Davanti a 3.855 spettatori Forlì torna a vincere con una prova magistrale. Valli aveva chiesto difesa e difesa è stata, con Piacenza costretta all’angolo dall’aggressività e dalla clamorosa attenzione dei biancorossi. Poi, certo, l’attacco fatto il resto incendiando un’Unieuro Arena con giocate spettacolari e una circolazione di palla tornata su livelli da top team. 

L’inizio di Forlì è contratto, come se i biancorossi subissero ancora le scorie psicologiche del derby di Ravenna. Castelli e Green firmano il primo 0-4 ma è Lawson sbloccare la squadra con la sua prima tripla. Bisserà poco dopo: Forlì ha la meglio nel pitturato e Johnson firma il + 5 (11-6 dopo 4′). Il secondo fallo di Lawson a metà del primo quarto convince Valli a mandare subito in campo Donzelli, che dopo un mese di assenza torna protagonista tra gli applausi scroscianti dell’Unieuro Arena. L’impatto sulla partita di Daniel è ottimo: Forlì tocca varie volte il +7, la prima con un arresto e tiro di Giachetti, e va al primo riposo in vantaggio.

 

Giachetti dimostra di aver definitivamente archiviato Ravenna e firma tutti i primi 6 punti di Forlì del secondo quarto. A 2’50 la tripla di Marini vale il +8 (28-20), poi ne mette 5 in fila confermando che Forlì ha ritrovato il bandolo. La difesa è attenta e in attacco la palla gira – ottima anche la prova di capitan Bonacini – mettendo a ferro e fuoco la difesa piacentina. Il finale di quarto è da urlo: a 50″ tripla di Melvin per il + 9, seguono tripla di De Laurentiis, ormai ufficialmente beniamino dell’Unieuro Arena, palla rubata e appoggio di Bonacini e, dulcis in fundo, canestro dai 12 metri sulla sirena ancora di Johnson. Il +17 del riposo fotografa un match dominato da Forlì. 

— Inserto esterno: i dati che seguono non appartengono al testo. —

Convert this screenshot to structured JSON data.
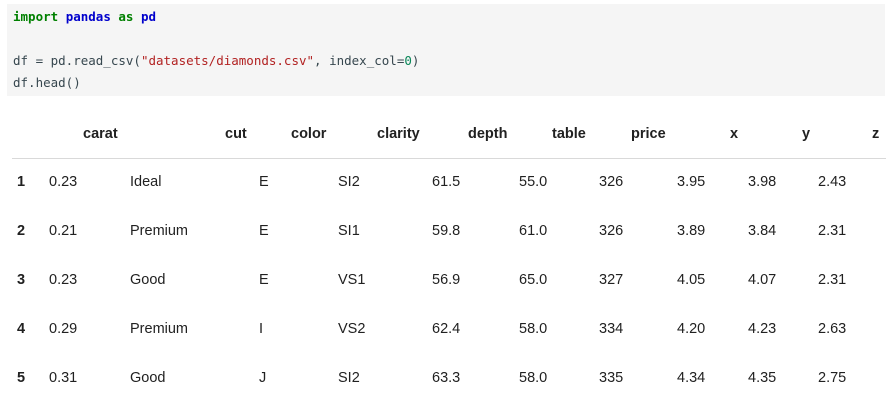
{
  "code": {
    "line1": {
      "kw1": "import",
      "mod1": "pandas",
      "kw2": "as",
      "mod2": "pd"
    },
    "line2": {
      "pre": "df = pd.read_csv(",
      "str": "\"datasets/diamonds.csv\"",
      "mid": ", index_col=",
      "num": "0",
      "post": ")"
    },
    "line3": "df.head()"
  },
  "table": {
    "columns": [
      "carat",
      "cut",
      "color",
      "clarity",
      "depth",
      "table",
      "price",
      "x",
      "y",
      "z"
    ],
    "rows": [
      {
        "index": "1",
        "carat": "0.23",
        "cut": "Ideal",
        "color": "E",
        "clarity": "SI2",
        "depth": "61.5",
        "table": "55.0",
        "price": "326",
        "x": "3.95",
        "y": "3.98",
        "z": "2.43"
      },
      {
        "index": "2",
        "carat": "0.21",
        "cut": "Premium",
        "color": "E",
        "clarity": "SI1",
        "depth": "59.8",
        "table": "61.0",
        "price": "326",
        "x": "3.89",
        "y": "3.84",
        "z": "2.31"
      },
      {
        "index": "3",
        "carat": "0.23",
        "cut": "Good",
        "color": "E",
        "clarity": "VS1",
        "depth": "56.9",
        "table": "65.0",
        "price": "327",
        "x": "4.05",
        "y": "4.07",
        "z": "2.31"
      },
      {
        "index": "4",
        "carat": "0.29",
        "cut": "Premium",
        "color": "I",
        "clarity": "VS2",
        "depth": "62.4",
        "table": "58.0",
        "price": "334",
        "x": "4.20",
        "y": "4.23",
        "z": "2.63"
      },
      {
        "index": "5",
        "carat": "0.31",
        "cut": "Good",
        "color": "J",
        "clarity": "SI2",
        "depth": "63.3",
        "table": "58.0",
        "price": "335",
        "x": "4.34",
        "y": "4.35",
        "z": "2.75"
      }
    ]
  }
}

Il terzo quarto comincia come era terminato il secondo, con Forlì padrona del match sui due lati del campo e gli americani a regalare spettacolo, mentre Marini inventa giocate fantasiose e costruisce gioco per tutti: la tripla di Lawson vale il +18, quella di Johnson il +21 a 7’42. Una strepitosa circolazione a metà tempo offre a Bonacini il canestro del +22 (57-35). Piacenza barcolla e Forlì continua a macinare spettacolo. 

Nell’ultimo parziale Forlì respinge al mittente gli estemporanei tentativi di rimonta di una Bakery annichilita, tenendo fisso il vantaggio oltre i 20 punti e arrotondando lo score offensivo (da segnalare l’illuminatissima regia di Giachetti e anche un’acrobatica “rovesciata” di Marini) che alla fine vede quattro giocatori in doppia cifra. Forlì è già tornata. 

 

Unieuro Forlì – Bakery Piacenza 90-66 (15-10, 43-26, 65-46)

UNIEURO FORLÌ: Tremolada 3, Giachetti 8, Marini 15, Donzelli 2, Bonacini 11, Dilas 4, Piazza, Fabiani, Oxilia 2, Lawson 21, De Laurentiis 3, Johnson 21. All. Valli. 

BAKERY PIACENZA: Castelli 11, Orlandi ne, Green 11, Perego 4, Cassar 9, Guerra 4, Pederzini ne, Crosariol 16, Pastore 5, Voskuil 6, Buffo. All. Coppeta.